*Note: I use the word "happy" here pretty loosely. I don't want to get bogged down in a discussion of happiness vs. joy vs. contentment, when I really mean all of them at once, so feel free to substitute your favorite word for "happy" throughout the post*
I'm pretty sure I could be happy as an atheist.
I know this because I've been happy as an atheist in the past. Sure, it would require some cognitive dissonance on my part- I would have to reject the nihilism that seems to me incumbent on the atheistic worldview- but I certainly wouldn't be the first to do so. More to the point, it's starting to look like any cogent world view is going to require some cognitive dissonance on my part.
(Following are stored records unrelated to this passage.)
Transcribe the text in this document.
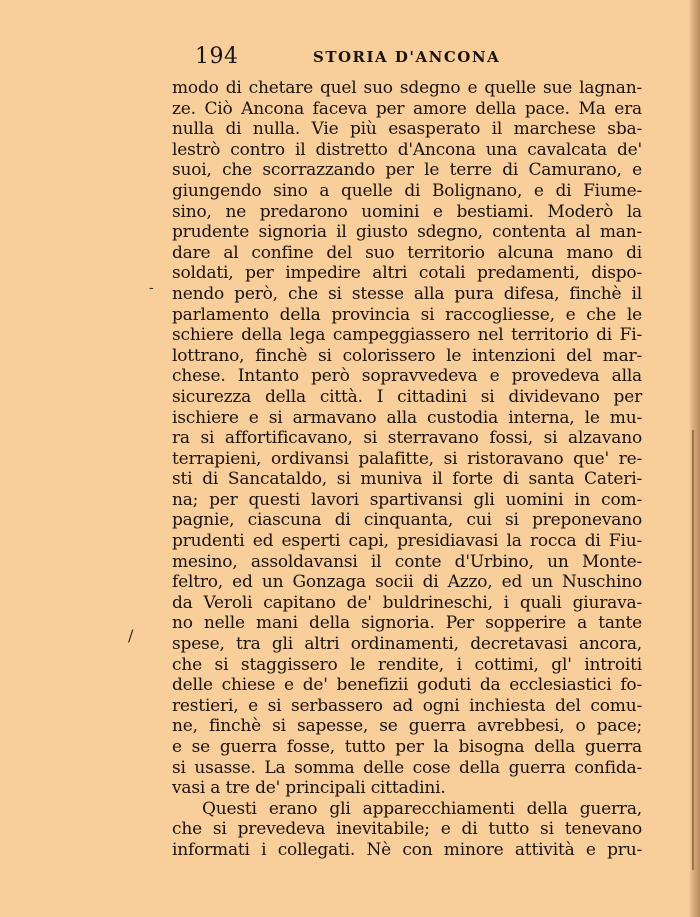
194	STORIA D'ANCONA
-
/
modo di chetare quel suo sdegno e quelle sue lagnan-
ze. Ciò Ancona faceva per amore della pace. Ma era
nulla di nulla. Vie più esasperato il marchese sba-
lestrò contro il distretto d'Ancona una cavalcata de'
suoi, che scorrazzando per le terre di Camurano, e
giungendo sino a quelle di Bolignano, e di Fiume-
sino, ne predarono uomini e bestiami. Moderò la
prudente signoria il giusto sdegno, contenta al man-
dare al confine del suo territorio alcuna mano di
soldati, per impedire altri cotali predamenti, dispo-
nendo però, che si stesse alla pura difesa, finchè il
parlamento della provincia si raccogliesse, e che le
schiere della lega campeggiassero nel territorio di Fi-
lottrano, finchè si colorissero le intenzioni del mar-
chese. Intanto però sopravvedeva e provedeva alla
sicurezza della città. I cittadini si dividevano per
ischiere e si armavano alla custodia interna, le mu-
ra si affortificavano, si sterravano fossi, si alzavano
terrapieni, ordivansi palafitte, si ristoravano que' re-
sti di Sancataldo, si muniva il forte di santa Cateri-
na; per questi lavori spartivansi gli uomini in com-
pagnie, ciascuna di cinquanta, cui si preponevano
prudenti ed esperti capi, presidiavasi la rocca di Fiu-
mesino, assoldavansi il conte d'Urbino, un Monte-
feltro, ed un Gonzaga socii di Azzo, ed un Nuschino
da Veroli capitano de' buldrineschi, i quali giurava-
no nelle mani della signoria. Per sopperire a tante
spese, tra gli altri ordinamenti, decretavasi ancora,
che si staggissero le rendite, i cottimi, gl' introiti
delle chiese e de' benefizii goduti da ecclesiastici fo-
restieri, e si serbassero ad ogni inchiesta del comu-
ne, finchè si sapesse, se guerra avrebbesi, o pace;
e se guerra fosse, tutto per la bisogna della guerra
si usasse. La somma delle cose della guerra confida-
vasi a tre de' principali cittadini.
Questi erano gli apparecchiamenti della guerra,
che si prevedeva inevitabile; e di tutto si tenevano
informati i collegati. Nè con minore attività e pru-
It often crosses my mind, as I'm driving to work, or sitting at home browsing reddit, that if I let myself, I could be happy right now. I could pretty easily choose to focus on the present moment and the things I'm pretty sure have meaning, even if I don't have a metaphysical basis for why I think they have meaning. I could still value love, empathy, conciousness, and the human experience, completely devoid of a moral framework to back it all up. Believe me; I've done it before.
But I'm really, really nervous about choosing to be happy, for two reasons. First, it seems like once you allow yourself to be happy, you've eliminated the motivation to keep looking. Unless you're really, really sure that your philosophical system is the right one- or that it doesn't matter one way or another- then being content with your philosophy is the most dangerous thing you can do.
Second, I'm pretty sure I'd rather be right than happy. This is not an ideological stance, but rather a practical one. It seems really likely that the consequences of being wrong are a lot worse than the consequences of being unhappy. This is definitely true if any religion is correct, but even if atheism is true- to bend our moral intuitions to some external authority of religion is a really bad idea if we pick the wrong religion. People have written entire books based on the strife that religion has caused- and continues to cause- in human society. If there is no God, then the best thing we as a species can do it get over it and make the best of reality.
My belief system at the moment is extremely uncomfortable. But if being uncomfortable is the natural outcome of my belief system, it seems better that I remain uncomfortable rather than paper over any holes in my metaphysics like a college senior moving out of a dorm. This leads to the question I really don't want to ask- is it ever ok to be happy? It seems like the answer here has to be "no", unless I'm really sure I've found the truth.
To be fair, it's not like there's no middle ground between being happy and thinking for yourself. But I've seen in myself that the main motivation for me to care- the reason why I spend so much time and energy on metaphysics, philosophy and religion- is my philosophical discomfort. If being happy entails ignoring that discomfort, then I'm going to go do more worthwhile things (read: play more video games). I'm just not that interested in philosophy. I only care about it because I think it matters. And once (if) I no longer have any need for it, I expect I will jettison that part of my life in favor of whatever else catches my fancy.
I wonder how other people deal with this problem. It seems like most of the people roaming the philosophy blogosphere are genuinely interested in philosophy, so it's not such a problem for them. But there's plenty of people- most people- who go about their everyday lives without so much as a thought towards metaphysics. I'm suspicious of the heuristic they're using to reach the conclusion that they've done enough metaphysical legwork to find the local maximum of philisophical utility; how did they decide when they were done thinking about their ethics? We all act on our ethics, but which ethical standards we use is highly dependant on which metaphysical system we adopt. If Christianity is wrong, then Christians are doing life wrong. If Atheism is wrong, then Atheists are doing life wrong. And I'm not at all sure how to bootstrap myself out of a sort of inherent uncertainty about my metaphysical system with the level of confidence I would need to declare myself unequivocally right about things.